LE INFORMAZIONI DELL’AMBIENTE CHE GIÀ INCLUDONO LE INFORMAZIONI

Il cuore della teoria della percezione-diretta (J. Gibson) riguarda il fatto che nel “flusso ottico”:

il complesso spostamento della luce nel campo visivo come risultato del movimento relativo

è già incluso il significato della percezione.

Quindi non necessita di un ulteriore sforzo del cervello per processare l’informazione, creando una connessione diretta tra la percezione e l’azione.

(Teoria delle affordance: Leggi l’articolo ALLENARE LE AFFORDANCES su www.tss.academy) .

Proprio come il “dove” dell’informazione, la percezione-diretta dell’informazione è principalmente processata inconsapevolmente.

LO STUDIO DI SCHMIDT

Pubblicato nel 2008 sul Journal of Sport and Exercise Psychology dal titolo: “Especial Skills: Specificity Embedded Within Generality”

Questo articolo affronta lo spinoso e sempre molto acceso confronto tra il concetto di generalità e specificità nelle teorie dell’apprendimento e del controllo motorio.

Da sempre esiste questa dicotomia tra le teorie che sostengono l’esistenza di modelli generali di movimento.

Possibile poi attingere per lo sviluppo di abilità più specifiche, e le teorie che invece identificano nella specificità il processo migliore per l’acquisizione di abilità.

Nella parte iniziale dello studio vengono presentate due ricerche effettuate su giocatori di basket che identificano una caratteristica molto importante dell’apprendimento:

la specificità del contesto che determina i comportamenti.

Ricerca 1

La prima ricerca è stata effettuata su giocatori maschi della NCAA (Schmidt, Lee, & Young, 2005) e consisteva nel farli tirare a canestro da distanze sempre maggiori, comprese tra 9 e 21 piedi.

La tipologia di tiro che veniva richiesta era quella che prevedeva entrambi i piedi a terra, tipica del gesto del tiro libero.

L’ipotesi di partenza era che all’aumentare della distanza sarebbe aumentata la percentuale di errore, ed in effetti questo si verificò puntualmente.

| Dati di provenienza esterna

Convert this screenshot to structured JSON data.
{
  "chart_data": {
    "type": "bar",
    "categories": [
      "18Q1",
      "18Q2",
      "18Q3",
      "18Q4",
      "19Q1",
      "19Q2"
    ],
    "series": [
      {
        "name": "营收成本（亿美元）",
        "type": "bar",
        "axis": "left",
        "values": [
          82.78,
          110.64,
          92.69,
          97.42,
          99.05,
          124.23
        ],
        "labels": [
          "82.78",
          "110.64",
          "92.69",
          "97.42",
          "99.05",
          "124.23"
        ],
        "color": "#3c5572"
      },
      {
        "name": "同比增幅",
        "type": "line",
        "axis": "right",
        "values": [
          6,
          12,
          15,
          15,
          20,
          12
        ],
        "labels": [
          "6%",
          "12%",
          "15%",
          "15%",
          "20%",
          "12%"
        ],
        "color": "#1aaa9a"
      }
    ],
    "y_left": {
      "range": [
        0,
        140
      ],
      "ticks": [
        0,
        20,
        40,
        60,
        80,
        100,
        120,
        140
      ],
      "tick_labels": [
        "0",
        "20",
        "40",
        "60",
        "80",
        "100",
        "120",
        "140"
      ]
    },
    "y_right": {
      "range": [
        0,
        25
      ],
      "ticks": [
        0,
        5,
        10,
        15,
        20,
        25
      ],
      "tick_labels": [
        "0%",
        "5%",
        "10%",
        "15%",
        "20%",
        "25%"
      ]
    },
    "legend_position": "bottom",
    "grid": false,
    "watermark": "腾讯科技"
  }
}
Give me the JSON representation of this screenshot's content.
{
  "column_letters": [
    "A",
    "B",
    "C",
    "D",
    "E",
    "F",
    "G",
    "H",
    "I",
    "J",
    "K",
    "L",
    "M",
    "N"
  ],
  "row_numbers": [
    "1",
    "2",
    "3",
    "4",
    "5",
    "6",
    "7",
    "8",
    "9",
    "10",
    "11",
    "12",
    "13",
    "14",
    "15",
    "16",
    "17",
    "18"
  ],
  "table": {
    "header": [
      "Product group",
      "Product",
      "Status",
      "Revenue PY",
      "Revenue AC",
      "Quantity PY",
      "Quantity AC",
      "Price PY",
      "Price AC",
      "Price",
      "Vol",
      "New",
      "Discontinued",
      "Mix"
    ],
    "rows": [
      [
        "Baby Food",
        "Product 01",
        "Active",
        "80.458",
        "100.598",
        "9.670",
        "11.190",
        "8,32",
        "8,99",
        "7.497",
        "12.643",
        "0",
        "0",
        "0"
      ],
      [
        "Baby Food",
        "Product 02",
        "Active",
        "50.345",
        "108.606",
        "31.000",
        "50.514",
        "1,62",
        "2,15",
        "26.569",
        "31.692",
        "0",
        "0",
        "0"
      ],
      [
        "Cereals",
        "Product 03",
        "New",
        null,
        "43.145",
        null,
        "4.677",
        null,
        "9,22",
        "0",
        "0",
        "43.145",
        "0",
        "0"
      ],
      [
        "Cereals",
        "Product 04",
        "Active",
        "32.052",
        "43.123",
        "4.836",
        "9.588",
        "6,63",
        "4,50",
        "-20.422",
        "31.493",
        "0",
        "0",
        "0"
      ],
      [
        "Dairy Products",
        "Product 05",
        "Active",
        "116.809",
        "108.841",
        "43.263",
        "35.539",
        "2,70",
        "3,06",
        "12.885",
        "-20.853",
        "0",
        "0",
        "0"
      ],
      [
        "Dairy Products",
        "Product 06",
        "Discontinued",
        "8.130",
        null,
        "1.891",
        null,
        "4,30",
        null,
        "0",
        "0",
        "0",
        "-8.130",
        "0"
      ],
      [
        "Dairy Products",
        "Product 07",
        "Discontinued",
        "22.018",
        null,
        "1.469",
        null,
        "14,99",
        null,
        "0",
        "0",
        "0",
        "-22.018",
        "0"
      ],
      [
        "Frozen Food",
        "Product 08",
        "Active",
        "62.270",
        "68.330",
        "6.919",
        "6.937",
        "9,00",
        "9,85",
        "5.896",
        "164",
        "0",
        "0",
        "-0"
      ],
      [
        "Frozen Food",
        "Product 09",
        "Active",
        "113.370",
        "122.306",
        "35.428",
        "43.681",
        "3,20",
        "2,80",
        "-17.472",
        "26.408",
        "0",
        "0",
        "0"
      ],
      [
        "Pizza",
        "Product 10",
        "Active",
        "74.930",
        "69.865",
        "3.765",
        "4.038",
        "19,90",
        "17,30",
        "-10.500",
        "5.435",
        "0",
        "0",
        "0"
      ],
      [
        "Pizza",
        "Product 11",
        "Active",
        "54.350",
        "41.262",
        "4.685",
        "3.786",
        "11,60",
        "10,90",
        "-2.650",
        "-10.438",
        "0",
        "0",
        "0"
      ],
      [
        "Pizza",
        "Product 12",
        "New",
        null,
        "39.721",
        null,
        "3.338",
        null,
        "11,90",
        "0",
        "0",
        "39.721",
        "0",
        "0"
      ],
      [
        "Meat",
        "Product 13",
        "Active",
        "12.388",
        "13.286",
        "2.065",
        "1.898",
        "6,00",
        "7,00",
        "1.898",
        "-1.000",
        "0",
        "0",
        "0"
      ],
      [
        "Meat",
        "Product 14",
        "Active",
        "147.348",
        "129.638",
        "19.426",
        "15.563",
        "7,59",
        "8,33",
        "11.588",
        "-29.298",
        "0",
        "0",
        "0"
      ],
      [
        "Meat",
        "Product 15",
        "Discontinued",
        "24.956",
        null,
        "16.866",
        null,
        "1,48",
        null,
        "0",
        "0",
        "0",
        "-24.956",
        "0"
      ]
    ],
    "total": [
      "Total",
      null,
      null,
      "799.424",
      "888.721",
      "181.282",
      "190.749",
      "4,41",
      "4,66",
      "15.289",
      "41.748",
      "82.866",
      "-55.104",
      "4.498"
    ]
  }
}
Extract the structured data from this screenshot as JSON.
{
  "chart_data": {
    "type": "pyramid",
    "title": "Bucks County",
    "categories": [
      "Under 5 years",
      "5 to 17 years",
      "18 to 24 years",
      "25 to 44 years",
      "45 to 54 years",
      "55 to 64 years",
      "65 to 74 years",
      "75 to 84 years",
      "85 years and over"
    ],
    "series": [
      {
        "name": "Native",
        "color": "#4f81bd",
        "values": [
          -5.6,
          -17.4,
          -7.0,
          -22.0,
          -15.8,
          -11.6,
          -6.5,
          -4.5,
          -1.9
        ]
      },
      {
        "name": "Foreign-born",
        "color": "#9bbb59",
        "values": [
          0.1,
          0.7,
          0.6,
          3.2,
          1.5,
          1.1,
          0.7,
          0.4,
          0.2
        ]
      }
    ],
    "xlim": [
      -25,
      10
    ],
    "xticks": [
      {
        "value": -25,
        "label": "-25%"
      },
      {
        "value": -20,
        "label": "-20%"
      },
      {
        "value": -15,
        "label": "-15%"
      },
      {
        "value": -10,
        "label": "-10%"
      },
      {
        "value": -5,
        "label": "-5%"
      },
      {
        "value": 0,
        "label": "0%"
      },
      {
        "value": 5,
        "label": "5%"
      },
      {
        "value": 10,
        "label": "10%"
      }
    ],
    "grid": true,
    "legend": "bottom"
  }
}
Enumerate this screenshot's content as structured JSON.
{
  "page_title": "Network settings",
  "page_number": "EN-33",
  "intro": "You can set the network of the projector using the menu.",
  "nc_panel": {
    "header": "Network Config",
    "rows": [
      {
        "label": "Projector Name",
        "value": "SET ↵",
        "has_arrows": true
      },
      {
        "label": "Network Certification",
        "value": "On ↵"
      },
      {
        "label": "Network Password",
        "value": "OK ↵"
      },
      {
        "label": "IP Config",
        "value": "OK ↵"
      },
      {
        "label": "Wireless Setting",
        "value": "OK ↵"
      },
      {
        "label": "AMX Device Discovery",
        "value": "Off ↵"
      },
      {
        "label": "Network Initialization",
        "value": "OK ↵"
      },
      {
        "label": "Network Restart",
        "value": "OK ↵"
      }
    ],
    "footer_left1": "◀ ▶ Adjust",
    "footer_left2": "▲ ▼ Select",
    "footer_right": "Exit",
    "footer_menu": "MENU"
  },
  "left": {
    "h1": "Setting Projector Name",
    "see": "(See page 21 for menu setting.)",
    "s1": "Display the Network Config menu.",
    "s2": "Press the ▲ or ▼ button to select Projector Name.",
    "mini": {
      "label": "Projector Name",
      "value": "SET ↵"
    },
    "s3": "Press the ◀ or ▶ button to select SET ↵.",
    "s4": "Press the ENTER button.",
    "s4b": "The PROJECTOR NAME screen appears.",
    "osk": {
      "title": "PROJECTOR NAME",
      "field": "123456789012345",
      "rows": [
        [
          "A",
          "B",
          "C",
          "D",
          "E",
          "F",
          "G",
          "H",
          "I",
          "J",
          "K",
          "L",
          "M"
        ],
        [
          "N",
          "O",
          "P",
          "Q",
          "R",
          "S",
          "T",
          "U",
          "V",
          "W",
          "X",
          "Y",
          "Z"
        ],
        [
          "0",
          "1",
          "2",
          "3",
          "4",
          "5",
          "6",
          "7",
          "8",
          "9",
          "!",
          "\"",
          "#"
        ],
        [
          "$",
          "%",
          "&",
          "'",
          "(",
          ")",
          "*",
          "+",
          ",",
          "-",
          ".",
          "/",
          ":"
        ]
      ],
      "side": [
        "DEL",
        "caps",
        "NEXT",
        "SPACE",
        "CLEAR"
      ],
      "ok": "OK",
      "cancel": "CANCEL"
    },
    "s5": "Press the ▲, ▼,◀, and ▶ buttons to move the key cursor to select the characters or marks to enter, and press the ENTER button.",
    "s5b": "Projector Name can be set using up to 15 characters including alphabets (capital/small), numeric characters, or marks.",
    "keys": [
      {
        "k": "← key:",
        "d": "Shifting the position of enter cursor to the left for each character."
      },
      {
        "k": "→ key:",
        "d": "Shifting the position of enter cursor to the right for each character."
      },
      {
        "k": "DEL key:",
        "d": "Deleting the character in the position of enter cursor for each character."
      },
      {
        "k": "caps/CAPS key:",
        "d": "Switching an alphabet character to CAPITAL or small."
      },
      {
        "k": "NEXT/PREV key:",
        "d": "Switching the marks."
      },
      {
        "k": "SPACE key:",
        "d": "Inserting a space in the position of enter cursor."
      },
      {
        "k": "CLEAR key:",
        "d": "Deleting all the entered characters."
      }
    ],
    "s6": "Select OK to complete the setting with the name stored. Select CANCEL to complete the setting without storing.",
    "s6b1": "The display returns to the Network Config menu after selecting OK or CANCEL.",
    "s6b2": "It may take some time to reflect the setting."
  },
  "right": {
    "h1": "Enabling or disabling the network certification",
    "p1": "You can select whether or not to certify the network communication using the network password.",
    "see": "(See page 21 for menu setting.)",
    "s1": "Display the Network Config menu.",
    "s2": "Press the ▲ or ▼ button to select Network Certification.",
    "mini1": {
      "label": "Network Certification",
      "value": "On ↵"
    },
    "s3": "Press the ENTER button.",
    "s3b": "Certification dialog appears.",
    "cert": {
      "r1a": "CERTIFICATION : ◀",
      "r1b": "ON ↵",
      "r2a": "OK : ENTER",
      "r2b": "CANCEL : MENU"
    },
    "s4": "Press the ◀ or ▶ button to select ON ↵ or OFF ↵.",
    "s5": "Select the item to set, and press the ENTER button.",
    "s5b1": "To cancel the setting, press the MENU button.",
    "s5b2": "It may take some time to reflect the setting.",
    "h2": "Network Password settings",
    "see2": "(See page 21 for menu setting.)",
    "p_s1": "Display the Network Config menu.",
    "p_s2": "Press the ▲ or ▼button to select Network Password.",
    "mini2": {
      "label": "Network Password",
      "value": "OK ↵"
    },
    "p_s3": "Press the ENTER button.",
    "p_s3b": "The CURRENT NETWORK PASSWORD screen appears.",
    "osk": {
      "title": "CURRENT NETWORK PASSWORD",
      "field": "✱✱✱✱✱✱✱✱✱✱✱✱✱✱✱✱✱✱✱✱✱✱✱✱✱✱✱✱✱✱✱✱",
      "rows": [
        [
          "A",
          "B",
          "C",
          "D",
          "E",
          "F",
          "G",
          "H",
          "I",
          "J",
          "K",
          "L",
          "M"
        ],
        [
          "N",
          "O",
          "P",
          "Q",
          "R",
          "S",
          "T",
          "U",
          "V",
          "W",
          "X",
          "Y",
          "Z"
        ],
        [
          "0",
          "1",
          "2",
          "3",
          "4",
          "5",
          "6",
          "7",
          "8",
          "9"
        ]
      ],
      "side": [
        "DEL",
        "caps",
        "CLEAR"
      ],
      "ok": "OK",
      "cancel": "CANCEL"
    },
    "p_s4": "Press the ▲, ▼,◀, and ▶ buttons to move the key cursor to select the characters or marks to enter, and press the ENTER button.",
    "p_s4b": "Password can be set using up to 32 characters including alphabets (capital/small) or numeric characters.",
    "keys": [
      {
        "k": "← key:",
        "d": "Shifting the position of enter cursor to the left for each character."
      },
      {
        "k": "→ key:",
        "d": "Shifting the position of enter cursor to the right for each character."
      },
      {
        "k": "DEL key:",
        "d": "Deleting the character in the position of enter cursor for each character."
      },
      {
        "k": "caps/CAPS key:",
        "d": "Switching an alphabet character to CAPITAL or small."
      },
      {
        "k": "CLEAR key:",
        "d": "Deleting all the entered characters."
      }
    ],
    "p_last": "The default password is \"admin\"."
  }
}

L’aspetto interessante della ricerca è che alla distanza precisa di 15 piedi, quella del tiro libero (gesto tecnico molto ripetuto nel gioco del basket poiché previsto dal regolamento) il valore ottenuto si discostava da quella che era la previsione attesa.

Dimostrando un valore “anomalo” rispetto alle altre distanze che invece rispettavano la predizione (vedi figura 1).

Perché succede questo?

L’ipotesi degli autori fu quella appunto di un adattamento specifico a quel tipo di gesto, grazie alle innumerevoli ripetizioni effettuate durante la quotidiana pratica della disciplina.

Figura 1. Immagine tratta da: “Especial Skills: Specificity Embedded Within Generality” A.Schmidt, 2008
Ricerca 2

La seconda ricerca presentata nella prima parte dell’articolo (Keetch et al., 2005) fu condotta invece su giocatrici femmine sempre di alto livello in cui gli autori, sulla base dei risultati del precedente studio.

Volevano verificare se al variare della tipologia di tiro, in questo caso inserendo un salto durante l’esecuzione, si verificasse la stessa cosa vista precedentemente.

Ripeterono quindi l’esperimento facendo tirare le giocatrici sia in modalità “tiro libero” che in modalità “tiro in sospensione”.

Nella figura 2 notate quello che si è verificato.

Solo nella modalità di esecuzione con i piedi a terra si verificò nuovamente questa differenza rispetto alla predizione.

Dimostrando un’altra volta la specificità di questo apprendimento che solo se eseguito in quel preciso modo manifestò un risultato maggiore grazie alle numerose volte che è stato praticato.

L’inserimento di una variazione come quella del salto impedisce alle giocatrici di attingere a quello specifico apprendimento e sfruttare l’abilità speciale del tiro dai 15 piedi.

Figura 2. Immagine tratta da: “Especial Skills: Specificity Embedded Within Generality” A.Schmidt, 2008
CHE FINE HA FATTO IL MODELLO GENERALE DI MOVIMENTO?

Capite bene che questi risultati rendono difficile la vita a tutte quelle teorie che tendono a considerare l’esistenza di un modello generale di movimento dal quale poi si specializzino alcune forme di esso.

In questo caso la dimostrazione del fatto che una semplice variazione, come la presenza di un salto durante il movimento, abbia di fatto annullato “l’esperienza” di quella specifica tipologia di tiro.

Ci porta a considerare molto difficile la trasferibilità tra due gesti diversi, anche solo per qualche dettaglio, figuriamoci per quelli molto diversi tra loro.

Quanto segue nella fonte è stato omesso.